MEIO Multi-Echelon Inventory Optimization — coordinated inventory targets across the full supply chain.
Newsvendor Single-period stochastic inventory model. Balances overage cost (Co) vs. underage cost (Cu) using critical ratio Cu/(Cu+Co).
FMR Fast / Medium / Rare — segmentation by % days with sales.
ABC Pareto classification by cumulative revenue — A (top 80%), B (80–95%), C (95–100%).
XYZ Demand variability — X (CV ≤ 0.5), Y (CV ≤ 1.0), Z (CV > 1.0).
Hotness Score Composite 0–100 product ranking: velocity (0.25) + trend (0.15) + shelf (0.15) + margin (0.15) + volume (0.30).

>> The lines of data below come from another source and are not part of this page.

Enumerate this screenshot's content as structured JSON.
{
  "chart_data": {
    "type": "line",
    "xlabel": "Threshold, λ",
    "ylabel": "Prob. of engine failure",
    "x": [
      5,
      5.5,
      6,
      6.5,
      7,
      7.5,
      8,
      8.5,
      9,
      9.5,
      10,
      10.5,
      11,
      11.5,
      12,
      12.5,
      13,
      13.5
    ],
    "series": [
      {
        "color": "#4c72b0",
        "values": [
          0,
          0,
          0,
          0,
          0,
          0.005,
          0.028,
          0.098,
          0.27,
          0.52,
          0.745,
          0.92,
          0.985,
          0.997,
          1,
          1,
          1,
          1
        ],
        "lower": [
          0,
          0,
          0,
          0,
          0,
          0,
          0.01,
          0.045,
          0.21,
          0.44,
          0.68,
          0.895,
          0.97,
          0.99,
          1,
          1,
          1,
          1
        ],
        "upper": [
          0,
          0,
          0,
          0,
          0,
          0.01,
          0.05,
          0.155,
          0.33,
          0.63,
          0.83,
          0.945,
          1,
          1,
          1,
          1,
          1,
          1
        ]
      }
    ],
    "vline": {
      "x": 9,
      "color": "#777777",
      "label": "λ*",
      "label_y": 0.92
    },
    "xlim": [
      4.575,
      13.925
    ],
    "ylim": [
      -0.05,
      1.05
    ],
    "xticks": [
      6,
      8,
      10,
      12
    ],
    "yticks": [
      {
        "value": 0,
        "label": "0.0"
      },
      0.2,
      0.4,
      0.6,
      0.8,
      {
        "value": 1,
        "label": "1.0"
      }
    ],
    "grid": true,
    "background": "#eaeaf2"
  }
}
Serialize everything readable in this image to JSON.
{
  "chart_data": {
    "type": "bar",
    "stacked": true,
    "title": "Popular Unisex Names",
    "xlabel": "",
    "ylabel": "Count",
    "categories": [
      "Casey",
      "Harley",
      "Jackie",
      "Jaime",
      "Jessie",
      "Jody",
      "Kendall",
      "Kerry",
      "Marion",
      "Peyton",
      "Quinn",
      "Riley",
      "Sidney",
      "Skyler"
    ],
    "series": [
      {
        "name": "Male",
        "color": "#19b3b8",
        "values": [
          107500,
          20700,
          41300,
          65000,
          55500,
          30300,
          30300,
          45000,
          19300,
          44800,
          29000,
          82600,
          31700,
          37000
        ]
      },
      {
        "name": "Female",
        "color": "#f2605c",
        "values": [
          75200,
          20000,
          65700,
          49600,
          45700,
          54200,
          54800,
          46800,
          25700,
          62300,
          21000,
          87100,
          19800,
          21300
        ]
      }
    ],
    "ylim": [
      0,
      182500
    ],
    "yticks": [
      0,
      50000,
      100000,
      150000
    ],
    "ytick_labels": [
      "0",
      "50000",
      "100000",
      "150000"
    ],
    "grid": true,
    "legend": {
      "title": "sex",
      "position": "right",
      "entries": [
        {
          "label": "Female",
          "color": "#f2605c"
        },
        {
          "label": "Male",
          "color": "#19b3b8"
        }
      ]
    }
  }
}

Phase-out Score Algorithmic dead / declining product detection based on sales recency, velocity, and supplier availability.
Upsert INSERT ... ON CONFLICT DO UPDATE — idempotent write ensuring re-running a transform produces identical DB state.
UK UNIQUE constraint (single-column, marked in ERD column definitions).
Junction table Many-to-many cross table, prefixed with x_ (e.g. x_supplier_products).
CASCADE Impact severity: change propagates through 4+ pipeline steps, affects forecasts AND recommendations.
GATE Impact severity: binary on/off — includes or excludes an entity from the entire pipeline.
_stats schema Derivative statistics schema (e.g. cw_200_stats). Droppable and rebuildable from the core schema.
cw_global Shared reference schema for cross-client data: geography, currencies, users, client configuration.